Die Immobilienbranche prognostiziert seit Jahren eine Zinswende. In diesem Jahr ist sie geschehen. Die Leitzinsen steigen kontinuierlich. Im Frühling 2022 lag der Leitzins in der Schweiz noch bei -0,75 und jetzt bei 1,00 Prozent. «Das ist eine substanzielle Veränderung», meinte Ammann. Die Hypothekarzinsen sind entsprechend gestiegen, die Laufzeiten wurden verlängert. Dennoch wurde der Immobilienmarkt nicht so stark von der Zinswende beeinflusst. Grund dafür sei das realwirtschaftlich intakte Umfeld mit der Zunahme an offenen Arbeitsstellen und an der Anzahl der Beschäftigten. Auch die Prognosen für 2023 sehen gut aus. Trotz Inflation und Zinserhöhung liegt die Prognose für das Bruttoinlandprodukt bei +0,9 Prozent. Auch die Werte für Beschäftigung, Anzahl Haushalte und Inflation liegen immer noch im positiven Bereich. Ammann sprach von «verhalten positiven Aussichten», welche auch die Immobilienbranche beeinflussen werden.

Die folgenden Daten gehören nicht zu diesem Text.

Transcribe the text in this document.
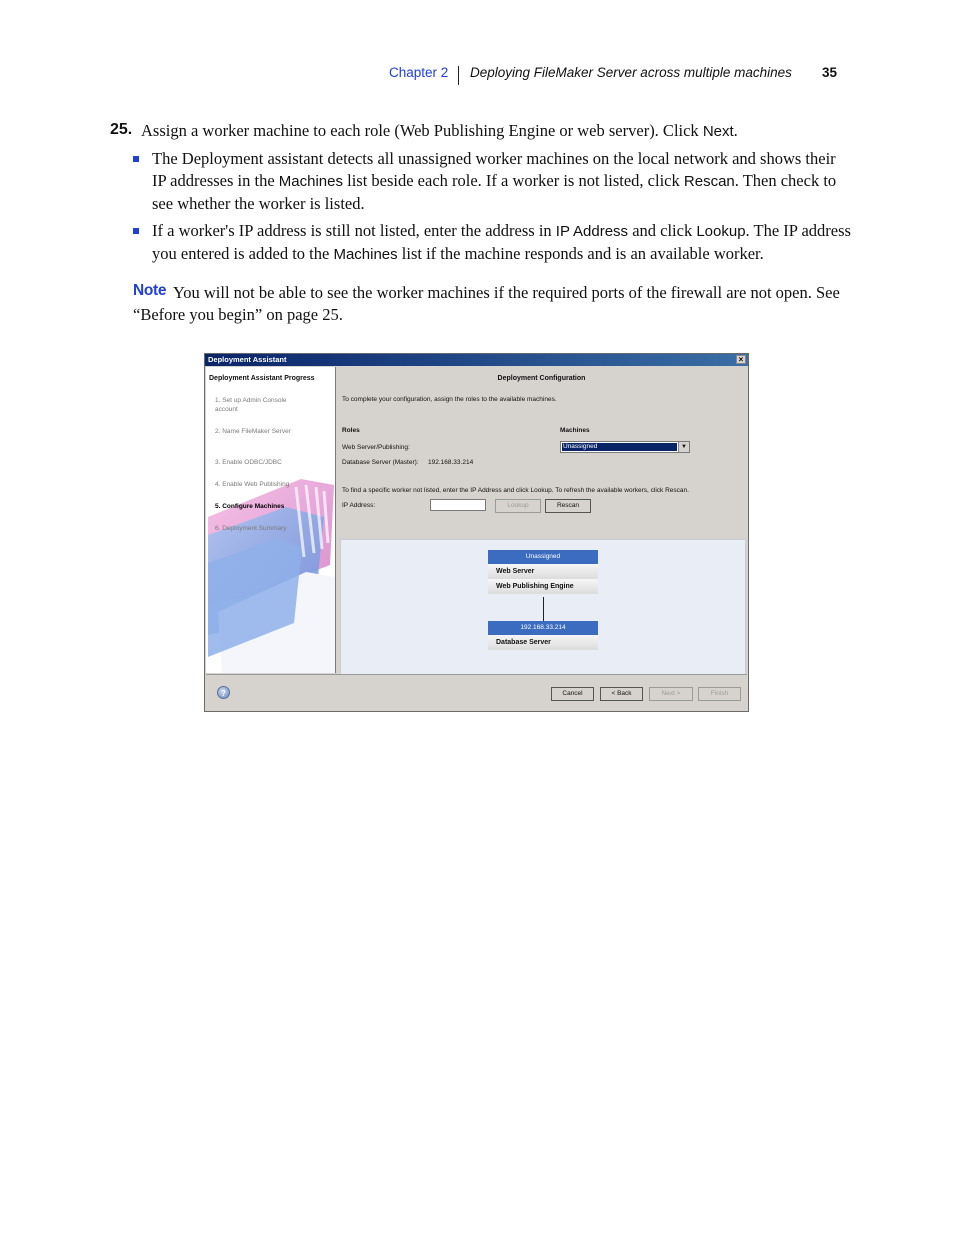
Chapter 2 Deploying FileMaker Server across multiple machines 35
25. Assign a worker machine to each role (Web Publishing Engine or web server). Click Next.
The Deployment assistant detects all unassigned worker machines on the local network and shows their IP addresses in the Machines list beside each role. If a worker is not listed, click Rescan. Then check to see whether the worker is listed.
If a worker's IP address is still not listed, enter the address in IP Address and click Lookup. The IP address you entered is added to the Machines list if the machine responds and is an available worker.
You will not be able to see the worker machines if the required ports of the firewall are not open. See “Before you begin” on page 25.
Note
Deployment Assistant	×
Deployment Assistant Progress
1. Set up Admin Console account
2. Name FileMaker Server
3. Enable ODBC/JDBC
4. Enable Web Publishing
5. Configure Machines
6. Deployment Summary
Deployment Configuration
To complete your configuration, assign the roles to the available machines.
Roles	Machines
Web Server/Publishing:	Unassigned	▼
Database Server (Master): 192.168.33.214
To find a specific worker not listed, enter the IP Address and click Lookup. To refresh the available workers, click Rescan.
IP Address:	Lookup	Rescan
Unassigned
Web Server
Web Publishing Engine
192.168.33.214
Database Server
?	Cancel	< Back	Next >	Finish
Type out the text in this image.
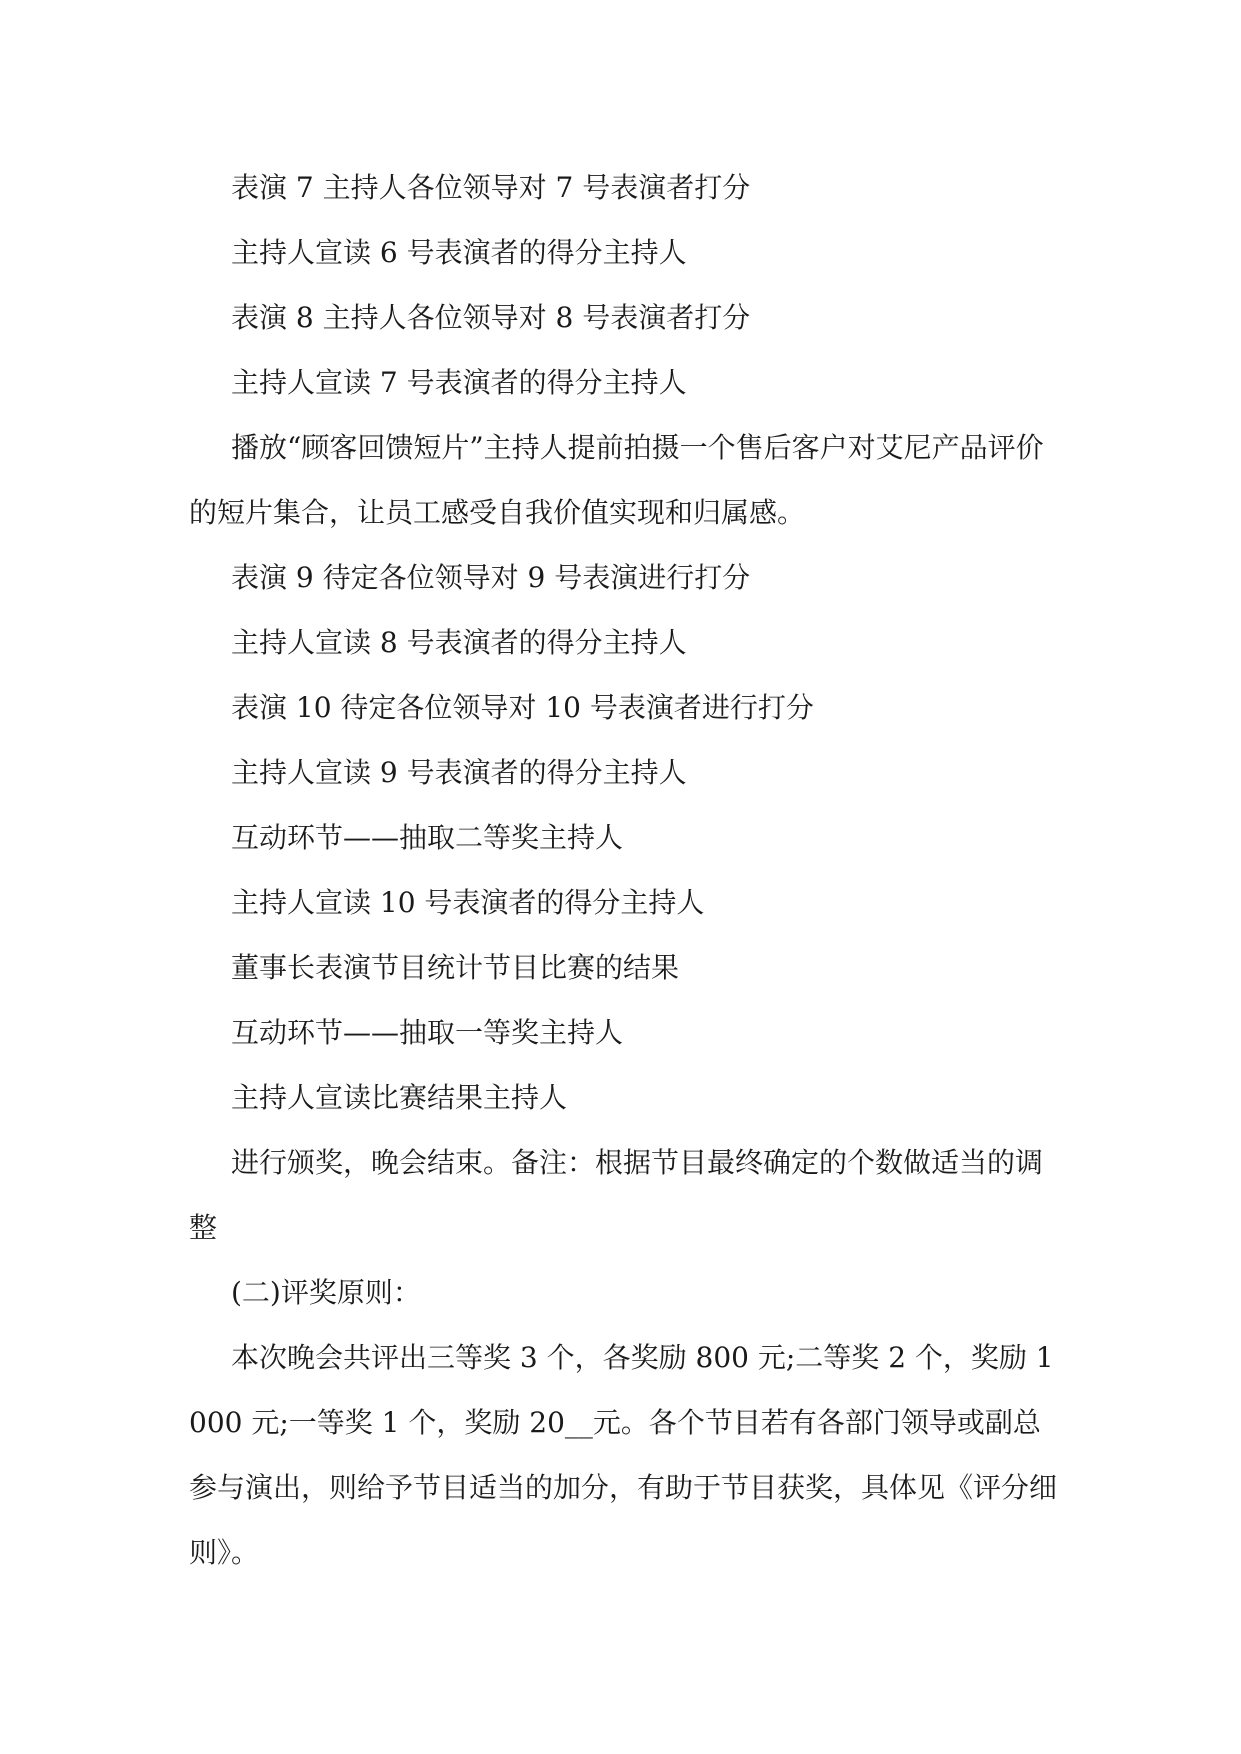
表演 7 主持人各位领导对 7 号表演者打分

主持人宣读 6 号表演者的得分主持人

表演 8 主持人各位领导对 8 号表演者打分

主持人宣读 7 号表演者的得分主持人

播放“顾客回馈短片”主持人提前拍摄一个售后客户对艾尼产品评价的短片集合，让员工感受自我价值实现和归属感。

表演 9 待定各位领导对 9 号表演进行打分

主持人宣读 8 号表演者的得分主持人

表演 10 待定各位领导对 10 号表演者进行打分

主持人宣读 9 号表演者的得分主持人

互动环节——抽取二等奖主持人

主持人宣读 10 号表演者的得分主持人

董事长表演节目统计节目比赛的结果

互动环节——抽取一等奖主持人

主持人宣读比赛结果主持人

进行颁奖，晚会结束。备注：根据节目最终确定的个数做适当的调整

(二)评奖原则：

本次晚会共评出三等奖 3 个，各奖励 800 元;二等奖 2 个，奖励 1000 元;一等奖 1 个，奖励 20__元。各个节目若有各部门领导或副总参与演出，则给予节目适当的加分，有助于节目获奖，具体见《评分细则》。
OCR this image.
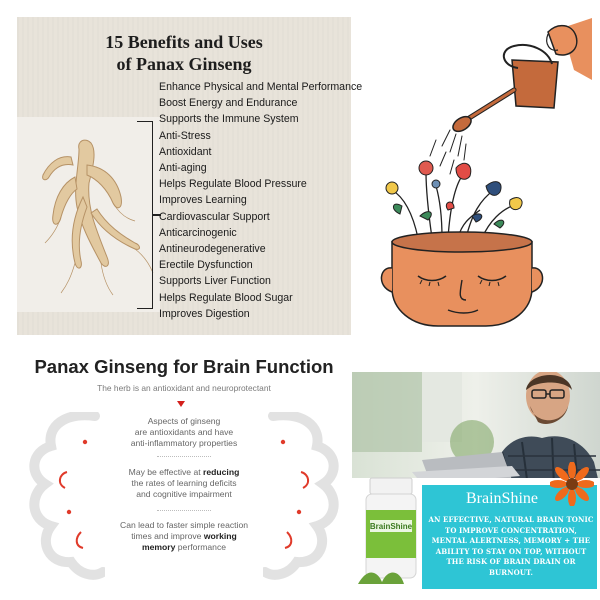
15 Benefits and Uses
of Panax Ginseng
Enhance Physical and Mental Performance
Boost Energy and Endurance
Supports the Immune System
Anti-Stress
Antioxidant
Anti-aging
Helps Regulate Blood Pressure
Improves Learning
Cardiovascular Support
Anticarcinogenic
Antineurodegenerative
Erectile Dysfunction
Supports Liver Function
Helps Regulate Blood Sugar
Improves Digestion
Panax Ginseng for Brain Function
The herb is an antioxidant and neuroprotectant
Aspects of ginseng
are antioxidants and have
anti-inflammatory properties
May be effective at reducing
the rates of learning deficits
and cognitive impairment
Can lead to faster simple reaction
times and improve working
memory performance
BrainShine
BrainShine
AN EFFECTIVE, NATURAL BRAIN TONIC TO IMPROVE CONCENTRATION, MENTAL ALERTNESS, MEMORY + THE ABILITY TO STAY ON TOP, WITHOUT THE RISK OF BRAIN DRAIN OR BURNOUT.
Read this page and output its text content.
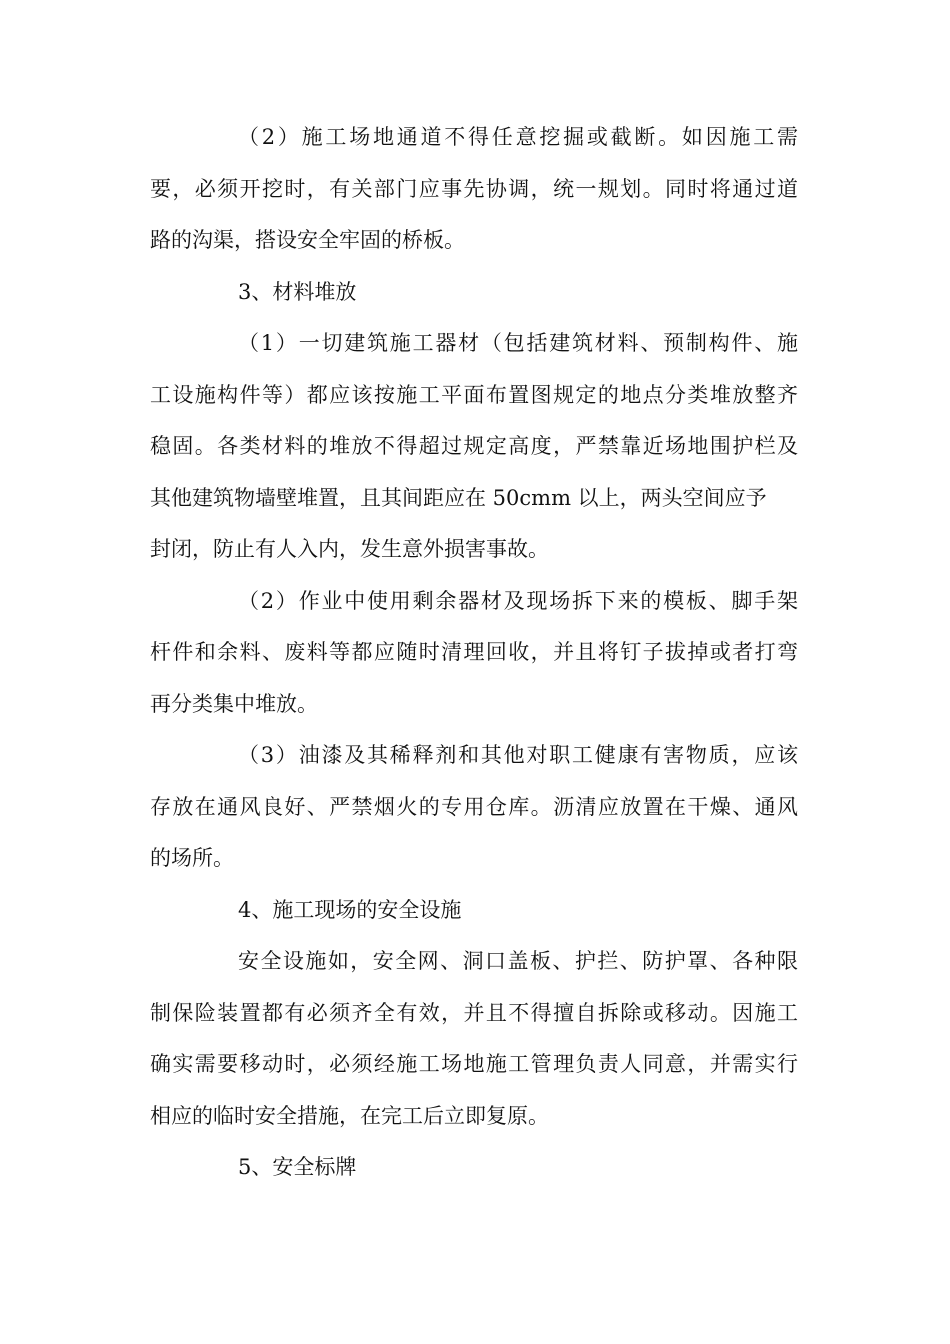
（2）施工场地通道不得任意挖掘或截断。如因施工需
要，必须开挖时，有关部门应事先协调，统一规划。同时将通过道
路的沟渠，搭设安全牢固的桥板。
3、材料堆放
（1）一切建筑施工器材（包括建筑材料、预制构件、施
工设施构件等）都应该按施工平面布置图规定的地点分类堆放整齐
稳固。各类材料的堆放不得超过规定高度，严禁靠近场地围护栏及
其他建筑物墙壁堆置，且其间距应在 50cmm 以上，两头空间应予
封闭，防止有人入内，发生意外损害事故。
（2）作业中使用剩余器材及现场拆下来的模板、脚手架
杆件和余料、废料等都应随时清理回收，并且将钉子拔掉或者打弯
再分类集中堆放。
（3）油漆及其稀释剂和其他对职工健康有害物质，应该
存放在通风良好、严禁烟火的专用仓库。沥清应放置在干燥、通风
的场所。
4、施工现场的安全设施
安全设施如，安全网、洞口盖板、护拦、防护罩、各种限
制保险装置都有必须齐全有效，并且不得擅自拆除或移动。因施工
确实需要移动时，必须经施工场地施工管理负责人同意，并需实行
相应的临时安全措施，在完工后立即复原。
5、安全标牌
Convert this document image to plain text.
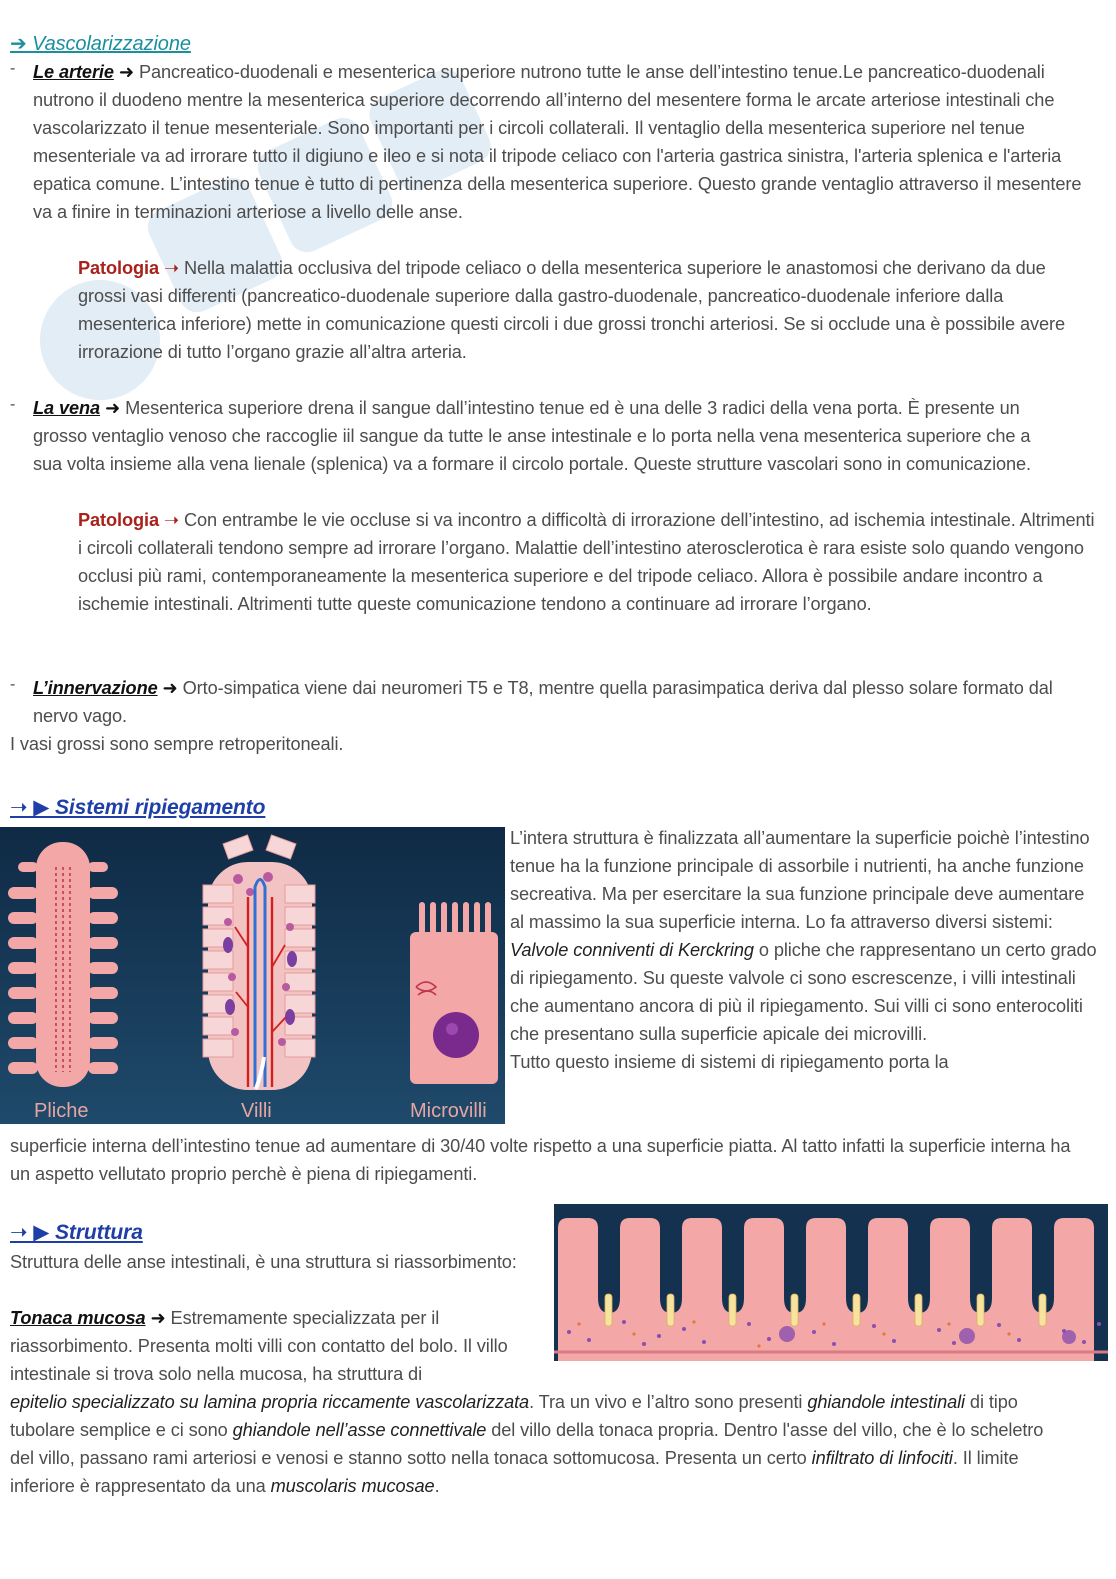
➔ Vascolarizzazione
- Le arterie ➜ Pancreatico-duodenali e mesenterica superiore nutrono tutte le anse dell’intestino tenue.Le pancreatico-duodenali nutrono il duodeno mentre la mesenterica superiore decorrendo all’interno del mesentere forma le arcate arteriose intestinali che vascolarizzato il tenue mesenteriale. Sono importanti per i circoli collaterali. Il ventaglio della mesenterica superiore nel tenue mesenteriale va ad irrorare tutto il digiuno e ileo e si nota il tripode celiaco con l'arteria gastrica sinistra, l'arteria splenica e l'arteria epatica comune. L’intestino tenue è tutto di pertinenza della mesenterica superiore. Questo grande ventaglio attraverso il mesentere va a finire in terminazioni arteriose a livello delle anse.
Patologia ➝ Nella malattia occlusiva del tripode celiaco o della mesenterica superiore le anastomosi che derivano da due grossi vasi differenti (pancreatico-duodenale superiore dalla gastro-duodenale, pancreatico-duodenale inferiore dalla mesenterica inferiore) mette in comunicazione questi circoli i due grossi tronchi arteriosi. Se si occlude una è possibile avere irrorazione di tutto l’organo grazie all’altra arteria.
- La vena ➜ Mesenterica superiore drena il sangue dall’intestino tenue ed è una delle 3 radici della vena porta. È presente un grosso ventaglio venoso che raccoglie iil sangue da tutte le anse intestinale e lo porta nella vena mesenterica superiore che a sua volta insieme alla vena lienale (splenica) va a formare il circolo portale. Queste strutture vascolari sono in comunicazione.
Patologia ➝ Con entrambe le vie occluse si va incontro a difficoltà di irrorazione dell’intestino, ad ischemia intestinale. Altrimenti i circoli collaterali tendono sempre ad irrorare l’organo. Malattie dell’intestino aterosclerotica è rara esiste solo quando vengono occlusi più rami, contemporaneamente la mesenterica superiore e del tripode celiaco. Allora è possibile andare incontro a ischemie intestinali. Altrimenti tutte queste comunicazione tendono a continuare ad irrorare l’organo.
- L’innervazione ➜ Orto-simpatica viene dai neuromeri T5 e T8, mentre quella parasimpatica deriva dal plesso solare formato dal nervo vago.
I vasi grossi sono sempre retroperitoneali.
➝ ▶ Sistemi ripiegamento
Pliche	Villi	Microvilli
L’intera struttura è finalizzata all’aumentare la superficie poichè l’intestino tenue ha la funzione principale di assorbile i nutrienti, ha anche funzione secreativa. Ma per esercitare la sua funzione principale deve aumentare al massimo la sua superficie interna. Lo fa attraverso diversi sistemi:
Valvole conniventi di Kerckring o pliche che rappresentano un certo grado di ripiegamento. Su queste valvole ci sono escrescenze, i villi intestinali che aumentano ancora di più il ripiegamento. Sui villi ci sono enterocoliti che presentano sulla superficie apicale dei microvilli.
Tutto questo insieme di sistemi di ripiegamento porta la
superficie interna dell’intestino tenue ad aumentare di 30/40 volte rispetto a una superficie piatta. Al tatto infatti la superficie interna ha un aspetto vellutato proprio perchè è piena di ripiegamenti.
➝ ▶ Struttura
Struttura delle anse intestinali, è una struttura si riassorbimento:
Tonaca mucosa ➜ Estremamente specializzata per il riassorbimento. Presenta molti villi con contatto del bolo. Il villo intestinale si trova solo nella mucosa, ha struttura di
epitelio specializzato su lamina propria riccamente vascolarizzata. Tra un vivo e l’altro sono presenti ghiandole intestinali di tipo tubolare semplice e ci sono ghiandole nell’asse connettivale del villo della tonaca propria. Dentro l'asse del villo, che è lo scheletro del villo, passano rami arteriosi e venosi e stanno sotto nella tonaca sottomucosa. Presenta un certo infiltrato di linfociti. Il limite inferiore è rappresentato da una muscolaris mucosae.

Die Neubautätigkeit hingegen ist in allen drei Segmenten – Einfamilienhäuser, Eigentumswohnungen, Mietwohnungen – rückläufig. Die Kosten pro Objekt sind hingegen gestiegen, mit nachhaltigem Bauen, mit der Bauteuerung und der Inflation zu tun hat. Gemäss Suchanfragen auf Internetplattformen ist die Nachfrage an Mietwohnungen gestiegen und damit auch die Preise. In Graubünden ist diese Entwicklung noch ausgeprägter. Der Anstieg ist vor allem in den Tourismusgemeinden sehr deutlich. «Von 2019 bis 2021 sind die Leute regelrecht in die Berge geflüchtet», so Ammann. Bis Mitte 2022 hat sich die Situation etwas beruhigt, aber die Nachfrage nach Zweit- und nach Erstwohnungen ist immer noch hoch. «Der Platz für die ständige Wohnbevölkerung ist sehr limitiert und das ist der Wermutstropfen in diesem Jahr».